Positiv ist fast allen Herstellern die Verwendung von passiven Kühllösungen für ihre Mainboards anzurechnen. Nur Foxconn setzte auf einen kleinen, nervenden Lüfter. Dabei sind die Temperaturen auch mit passiven Kühlern durchaus im Rahmen zu halten, auch wenn MSI beim K9N SLI Platinum schon hart an der Grenze liegt. Die Heatpipes bei Asus kühlen hingegen deutlich besser, lassen sich aber nicht über Kopf betreiben, wie es so manch Benutzer mit BTX-Gehäuse gerne tun würde.
nVidia hat mit seinen zwei nativen LAN-Schnittstellen mal wieder die Messlatte für die Mitbewerber etwas höher gelegt. Zusätzlich wird mit umfangreichen Tuning-Maßnahmen per Software wie Teaming und First-Paket geworben. Die getestete TCP/IP-Beschleunigung war, zumindest was die CPU-Last betrifft, durchaus positiv zu vermerken. Neben der leicht reduzierten Datenübertragungsrate gibt es aber ein weiteres Ärgernis: die Start-Zeit von Windows. Nach dem Erscheinen des Desktop dauerte es bei den Testsystemen ca. 90 Sekunden länger, bis Windows die Netzwerkverbindungen zur Verfügung stellte und das System völlig einsatzbereit war. Diese Verzögerung lies sich auf allen nForce-590-Systemen gleichermaßen nachvollziehen. Nach dem Faux-Pas mit defekten FTP-Downloads und ähnlichem beim nForce 4 gleich wieder eine kleine Stolperfalle, die durch die Endkontrolle geschlüpft ist.

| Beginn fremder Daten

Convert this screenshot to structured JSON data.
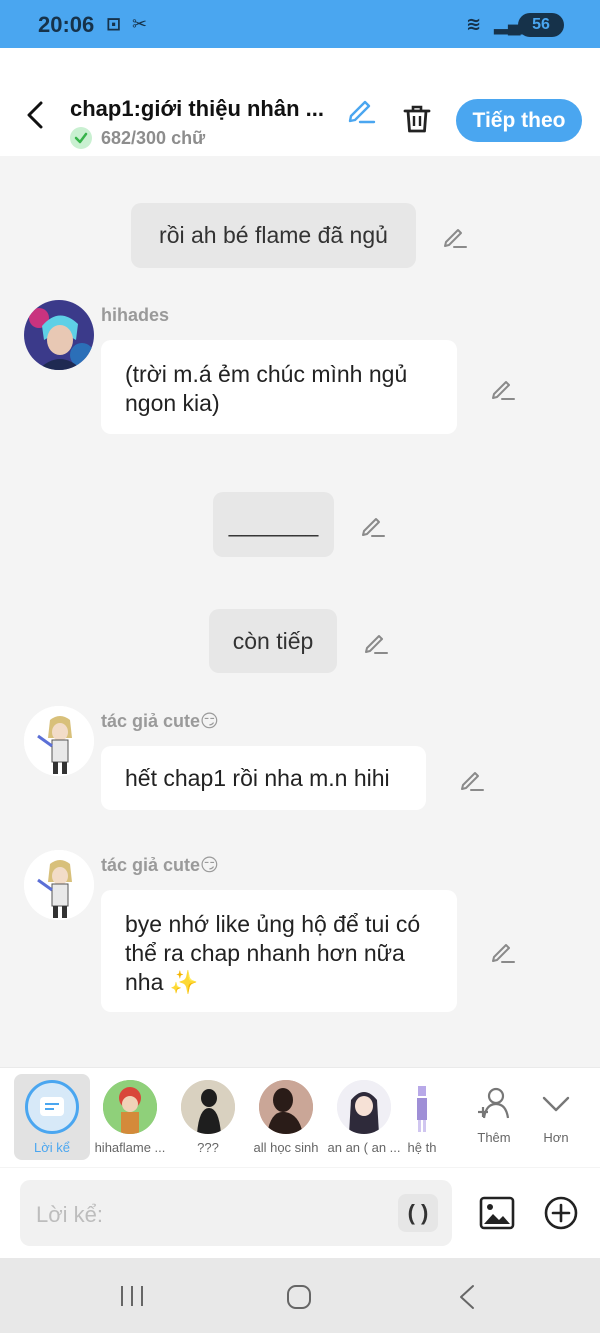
{
  "status_bar": {
    "time": "20:06",
    "battery": "56"
  },
  "header": {
    "title": "chap1:giới thiệu nhân ...",
    "word_count": "682/300 chữ",
    "next_label": "Tiếp theo"
  },
  "messages": [
    {
      "type": "narration",
      "text": "rồi ah bé flame đã ngủ"
    },
    {
      "type": "dialogue",
      "speaker": "hihades",
      "text": "(trời m.á ẻm chúc mình ngủ ngon kia)"
    },
    {
      "type": "narration",
      "text": "_______"
    },
    {
      "type": "narration",
      "text": "còn tiếp"
    },
    {
      "type": "dialogue",
      "speaker": "tác giả cute😏",
      "text": "hết chap1 rồi nha m.n hihi"
    },
    {
      "type": "dialogue",
      "speaker": "tác giả cute😏",
      "text": "bye nhớ like ủng hộ để tui có thể ra chap nhanh hơn nữa nha ✨"
    }
  ],
  "characters": [
    {
      "label": "Lời kể",
      "selected": true
    },
    {
      "label": "hihaflame ..."
    },
    {
      "label": "???"
    },
    {
      "label": "all học sinh"
    },
    {
      "label": "an an ( an ..."
    },
    {
      "label": "hệ th"
    }
  ],
  "char_actions": {
    "add_label": "Thêm",
    "more_label": "Hơn"
  },
  "input": {
    "placeholder": "Lời kể:",
    "paren_label": "( )"
  },
  "colors": {
    "accent": "#4aa6f0",
    "background": "#f4f4f4"
  }
}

Einen Sieger zu küren wäre an dieser Stelle wohl leicht verfehlt, dazu sind die Leistungsunterschiede in den verschiedenen, getesteten Bereichen einfach zu groß. Bei Spielen steht das MSI K9A Platinum ganz vorne, bei der Ausstattung das Asus M2N32-SLI Deluxe, insgesamt steht das MSI K9N SLI Platinum bei der Leistung auf dem ersten Platz. Wie immer ist es also am Leser selbst, den Test zu lesen, die Daten den eigenen Bedürfnissen entsprechend auszuwerten und eigene Schlüsse zu ziehen.
Update 19.10.2006
Leider ist uns beim Erstellen des Gesamt-Rankings ein Fehler unterlaufen. So wurde das normale Schnittstellen-Ranking anstelle des ausstattungsbereinigten Schnittstellen-Rankings verwendet. Damit fällt das das MSI K9N SLI Platinum auf den zweiten Platz, den ersten Platz übernimmt dann das MSI K9A Platinum.